HOMILÍA DOMINGO XXV T.O-B (19 septiembre 2021) Mc 9, 30-37
Algunas veces leemos vidas de santos que necesitan mucha explicación y contextualización para podernos identificar con estos testigos. Una lectura superficial los presentan como cuidados desde su cuna para alcanzar las cimas de la santidad: unos padres ejemplares que los iniciaron en la fe, unas vivencias familiares que alimentaban y educaban la devoción, unos deseos irrefrenables de entregar la vida desde muy pequeños, un amor sin fisuras a Dios, una conciencia de ser pecadores sin salir de lo venial… Estas vidas acrecientan el ideal de muchos, pueden desanimar a los que encuentran esa meta inalcanzable para su realidad, enfada a los que no han sido tan regalados en su infancia o estimulan al seguimiento. Sin embargo, en los mismísimos evangelios nos encontramos con personajes que viven en la ambigüedad, con personas en proceso aún no acabadas, con gente frágil que se sabe amada, con amigos que no están cuando tienen que estar, con discípulos que no terminan de enterarse pero creen que lo saben todo. Y, es curioso, en ocasiones nos provocan un oscuro rechazo porque nos retratan a muchos de nosotros; porque nos vemos, como ellos, fallando más que una escopeta de caña. Pero, eso no es lo central, sino la paciencia, el amor y la ternura del Maestro. Vamos a verlo.

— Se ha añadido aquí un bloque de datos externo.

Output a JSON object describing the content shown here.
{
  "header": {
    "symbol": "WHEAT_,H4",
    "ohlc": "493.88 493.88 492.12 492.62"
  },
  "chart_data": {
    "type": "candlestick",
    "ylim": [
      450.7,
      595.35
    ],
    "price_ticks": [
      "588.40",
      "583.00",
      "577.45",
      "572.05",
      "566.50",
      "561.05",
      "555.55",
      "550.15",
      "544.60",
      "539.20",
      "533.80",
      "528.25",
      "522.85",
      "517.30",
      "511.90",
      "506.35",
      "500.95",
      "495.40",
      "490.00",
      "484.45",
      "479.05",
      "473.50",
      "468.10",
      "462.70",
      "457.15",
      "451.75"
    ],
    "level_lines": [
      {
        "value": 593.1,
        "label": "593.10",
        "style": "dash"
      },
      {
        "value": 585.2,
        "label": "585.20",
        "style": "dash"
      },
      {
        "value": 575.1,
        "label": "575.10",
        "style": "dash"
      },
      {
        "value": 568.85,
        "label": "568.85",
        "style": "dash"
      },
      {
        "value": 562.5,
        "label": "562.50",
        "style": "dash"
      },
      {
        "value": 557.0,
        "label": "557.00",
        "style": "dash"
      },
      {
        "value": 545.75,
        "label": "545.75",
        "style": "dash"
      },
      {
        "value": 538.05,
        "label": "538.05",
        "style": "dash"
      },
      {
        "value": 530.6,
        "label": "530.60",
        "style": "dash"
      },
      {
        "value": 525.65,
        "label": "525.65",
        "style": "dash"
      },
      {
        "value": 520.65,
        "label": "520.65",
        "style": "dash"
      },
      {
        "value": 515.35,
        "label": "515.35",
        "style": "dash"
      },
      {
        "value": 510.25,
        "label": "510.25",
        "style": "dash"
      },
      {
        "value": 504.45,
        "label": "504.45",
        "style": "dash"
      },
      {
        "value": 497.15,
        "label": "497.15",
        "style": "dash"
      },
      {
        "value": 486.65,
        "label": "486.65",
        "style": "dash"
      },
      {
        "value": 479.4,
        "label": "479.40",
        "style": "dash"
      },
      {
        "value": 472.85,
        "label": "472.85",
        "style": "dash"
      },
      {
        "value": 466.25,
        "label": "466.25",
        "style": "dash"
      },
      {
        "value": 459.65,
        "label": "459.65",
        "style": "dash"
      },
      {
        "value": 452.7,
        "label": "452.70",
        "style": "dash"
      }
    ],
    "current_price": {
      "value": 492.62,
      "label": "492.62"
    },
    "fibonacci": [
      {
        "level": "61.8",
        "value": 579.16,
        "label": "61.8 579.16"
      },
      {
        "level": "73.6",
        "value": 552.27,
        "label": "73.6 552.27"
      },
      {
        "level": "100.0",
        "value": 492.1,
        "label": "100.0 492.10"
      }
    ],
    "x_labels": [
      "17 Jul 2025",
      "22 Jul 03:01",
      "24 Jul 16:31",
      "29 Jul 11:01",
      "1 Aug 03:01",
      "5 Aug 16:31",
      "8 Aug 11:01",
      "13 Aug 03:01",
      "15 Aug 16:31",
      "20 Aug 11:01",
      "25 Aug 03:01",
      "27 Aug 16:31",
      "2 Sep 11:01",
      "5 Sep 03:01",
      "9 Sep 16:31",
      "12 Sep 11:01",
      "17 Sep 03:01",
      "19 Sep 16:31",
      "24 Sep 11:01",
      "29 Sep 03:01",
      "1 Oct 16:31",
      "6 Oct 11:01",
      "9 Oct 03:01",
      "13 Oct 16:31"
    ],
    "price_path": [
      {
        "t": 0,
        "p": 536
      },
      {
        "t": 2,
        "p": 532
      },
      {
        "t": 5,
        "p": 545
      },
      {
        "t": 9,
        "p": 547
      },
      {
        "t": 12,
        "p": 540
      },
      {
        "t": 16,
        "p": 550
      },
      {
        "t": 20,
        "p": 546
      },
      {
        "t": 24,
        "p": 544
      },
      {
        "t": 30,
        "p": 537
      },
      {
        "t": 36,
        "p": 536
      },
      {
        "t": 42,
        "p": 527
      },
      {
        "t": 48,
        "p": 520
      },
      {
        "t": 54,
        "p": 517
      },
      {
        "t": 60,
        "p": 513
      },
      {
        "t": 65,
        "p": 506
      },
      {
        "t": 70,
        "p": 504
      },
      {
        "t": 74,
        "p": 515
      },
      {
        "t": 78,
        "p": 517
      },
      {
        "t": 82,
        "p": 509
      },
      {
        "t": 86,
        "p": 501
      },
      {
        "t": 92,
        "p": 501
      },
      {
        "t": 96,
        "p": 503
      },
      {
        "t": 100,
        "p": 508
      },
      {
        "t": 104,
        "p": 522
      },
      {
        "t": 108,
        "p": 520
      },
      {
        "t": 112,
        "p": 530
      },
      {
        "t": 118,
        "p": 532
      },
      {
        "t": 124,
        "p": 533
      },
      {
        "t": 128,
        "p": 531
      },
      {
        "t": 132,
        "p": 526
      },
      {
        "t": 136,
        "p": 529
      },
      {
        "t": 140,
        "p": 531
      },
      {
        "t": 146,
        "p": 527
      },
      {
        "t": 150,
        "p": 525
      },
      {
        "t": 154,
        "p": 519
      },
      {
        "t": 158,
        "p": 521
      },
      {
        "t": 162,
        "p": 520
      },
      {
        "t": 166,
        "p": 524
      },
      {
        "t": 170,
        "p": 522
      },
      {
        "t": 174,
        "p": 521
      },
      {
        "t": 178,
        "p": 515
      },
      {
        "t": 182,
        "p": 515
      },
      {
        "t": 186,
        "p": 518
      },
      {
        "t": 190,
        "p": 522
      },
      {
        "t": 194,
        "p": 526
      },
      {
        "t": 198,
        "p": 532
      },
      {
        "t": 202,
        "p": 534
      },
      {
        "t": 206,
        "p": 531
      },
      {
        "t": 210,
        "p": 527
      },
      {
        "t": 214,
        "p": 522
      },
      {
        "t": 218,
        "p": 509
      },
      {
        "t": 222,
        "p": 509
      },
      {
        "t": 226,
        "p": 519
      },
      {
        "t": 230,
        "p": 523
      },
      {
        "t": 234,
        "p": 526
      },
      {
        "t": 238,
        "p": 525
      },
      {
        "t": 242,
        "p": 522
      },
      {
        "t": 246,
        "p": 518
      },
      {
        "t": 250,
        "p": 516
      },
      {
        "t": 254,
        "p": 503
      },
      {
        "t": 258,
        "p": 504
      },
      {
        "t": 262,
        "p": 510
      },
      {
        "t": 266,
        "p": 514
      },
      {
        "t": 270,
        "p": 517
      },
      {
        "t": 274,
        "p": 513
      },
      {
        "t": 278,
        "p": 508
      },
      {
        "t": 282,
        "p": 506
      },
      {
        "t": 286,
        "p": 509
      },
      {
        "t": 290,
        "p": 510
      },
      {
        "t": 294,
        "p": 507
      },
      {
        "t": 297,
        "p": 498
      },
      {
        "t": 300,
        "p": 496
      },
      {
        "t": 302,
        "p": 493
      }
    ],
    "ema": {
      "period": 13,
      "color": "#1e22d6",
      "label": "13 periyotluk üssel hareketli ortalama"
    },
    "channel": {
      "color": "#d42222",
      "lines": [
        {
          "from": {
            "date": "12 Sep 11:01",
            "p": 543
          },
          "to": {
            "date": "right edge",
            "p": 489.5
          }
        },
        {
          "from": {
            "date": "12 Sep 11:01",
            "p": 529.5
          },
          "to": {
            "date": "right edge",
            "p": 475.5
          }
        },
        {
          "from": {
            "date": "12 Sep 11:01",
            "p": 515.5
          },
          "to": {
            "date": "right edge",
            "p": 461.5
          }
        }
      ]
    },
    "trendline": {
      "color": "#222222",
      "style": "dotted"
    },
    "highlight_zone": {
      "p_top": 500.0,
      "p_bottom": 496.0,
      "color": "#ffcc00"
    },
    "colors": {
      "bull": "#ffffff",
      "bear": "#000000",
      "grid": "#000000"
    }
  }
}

El grupo sigue por Galilea, pero ahora Jesús prioriza la formación de sus discípulos. El tema que toca en esta ocasión es repetición de otro que no gustó a Pedro: que sería entregado, que moriría y que resucitaría. Por las caras los nota contrariados, pero no preguntan; más bien van discutiendo por el camino. Lo hacen a hurtadillas porque saben que los planteamientos de Jesús son diferentes. En su interior están divididos: pertenecen a un mundo que propugna valores contrarios a los que ahora escuchan. Están llamados a la conversión, a nacer de nuevo, a darse la vuelta como el calcetín, a vivir desde los sentimientos y planteamientos de Jesús. En los círculos más granados de la religiosidad de su época, entre los afamados esenios, se valoraba la jerarquía por importancia en las celebraciones y las reuniones. Y si no tenías la madurez suficiente para vivir con autenticidad por ser un niño, un adolescente o un joven no eras admitido. Jesús los invitaba a una alternativa radical. Les estaba ofreciendo la lucha por los primeros puestos a través del esfuerzo por ocupar los últimos; el cambiar la primacía del prestigio por la del servicio; la de ir por la vida sirviendo sin servirse de los otros; la de optar por lavar los pies. Y todo nace de las entrañas misericordiosas de Dios; del mismo que abraza a los niños; que acepta en su compañía a los que todavía no pueden; que tiene paciencia con los que pasean por la ambigüedad.
Como los discípulos con Jesús vamos por el camino de la vida. Seguimos sin entender lo que leemos en el evangelio y, en vez de preguntar, seguimos discutiendo. Sabemos que no es así, pero aún tienen mucha fuerza las necesidades, los deseos, las inadecuaciones del yo, lo no evangelizado. Y empleamos más fuerzas en ser los primeros que en servir. Y Jesús sigue animándonos a aceptar en nuestra compañía a los niños, a los débiles, a los torpes, a los ambiguos, a los que les queda por aprender, a los que siguen dando una de cal y otra de arena, a los que están para las verdes pero no los encontrarás en las maduras. Y nos anima a abrazarlos, a abrirles las puertas, a tratarlos con paciencia y ternura. Y nos pide encarecidamente que nos abracemos a nosotros mismos en lo que tengamos de niños, de discípulos mezquinos, de fragilidades con ganas de seguimiento, de torpes aprendices, de seres divididos entre lo antiguo y lo nuevo. Lo importante no es la inadecuación del niño, sino el abrazo del Dios todo ternura, todo acogida, todo paciencia, todo gratuidad, todo amor. Sólo siendo niños abrazados podremos abrazar a los débiles que junto a nosotros caminan.